A safe docking will mark the end of the first leg of a landmark mission for NASA and SpaceX, which have been working together for a decade to return human spaceflight capabilities to the United States and ensure the multibillion-dollar ISS stays fully staffed.
This also marks the first fully operational crewed mission for SpaceX, following up a test mission in May that carried NASA astronauts Douglas Hurley and Robert Behnken, both test pilots, to the space station for a brief stay.
During a brief dispatch between mission control and the astronauts Monday afternoon, mission commander Hopkins asked ground control operators if they could see Glover smiling “because it hasn’t stopped since we’ve been up here.”
Though mission control had to work through some minor technical hangups on the autonomous Crew Dragon spacecraft overnight, the ride appeared to be going smoothly on Monday. Since taking off from Florida atop a SpaceX Falcon 9 rocket Sunday evening, the Crew Dragon spacecraft has been slowly raising its orbit and maneuvering closer to the space station.

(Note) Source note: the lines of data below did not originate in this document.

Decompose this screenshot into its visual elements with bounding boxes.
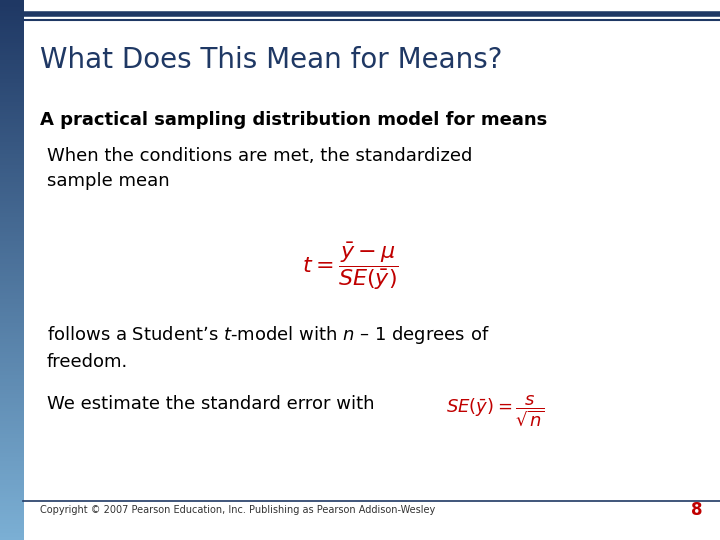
Text: What Does This Mean for Means?: What Does This Mean for Means? <box>40 46 502 74</box>
Text: $SE(\bar{y})=\dfrac{s}{\sqrt{n}}$: $SE(\bar{y})=\dfrac{s}{\sqrt{n}}$ <box>446 393 545 428</box>
Text: Copyright © 2007 Pearson Education, Inc. Publishing as Pearson Addison-Wesley: Copyright © 2007 Pearson Education, Inc.… <box>40 505 435 515</box>
Text: When the conditions are met, the standardized
sample mean: When the conditions are met, the standar… <box>47 147 472 190</box>
Text: We estimate the standard error with: We estimate the standard error with <box>47 395 374 413</box>
Text: A practical sampling distribution model for means: A practical sampling distribution model … <box>40 111 547 129</box>
Text: follows a Student’s $t$-model with $n$ – 1 degrees of
freedom.: follows a Student’s $t$-model with $n$ –… <box>47 324 490 371</box>
Text: 8: 8 <box>690 501 702 519</box>
Text: $t = \dfrac{\bar{y} - \mu}{SE(\bar{y})}$: $t = \dfrac{\bar{y} - \mu}{SE(\bar{y})}$ <box>302 240 399 292</box>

Meanwhile, the astronauts were able to swap their spacesuits for more comfortable clothing and get some sleep. NASA intentionally lengthened the time that Crew Dragon is flying free in orbit to allow the crew to sleep so that they’ll be fully awake and alert when it comes time to dock with the ISS.
The Crew-1 astronauts are expected to spend about six months on board the ISS, where they’ll work on a variety of science experiments and conduct space walks to continue updates and repairs on the space station’s exterior.
Before returning home, they’ll be joined by yet another group of astronauts on a mission dubbed Crew-2 that’s due to launch in the spring.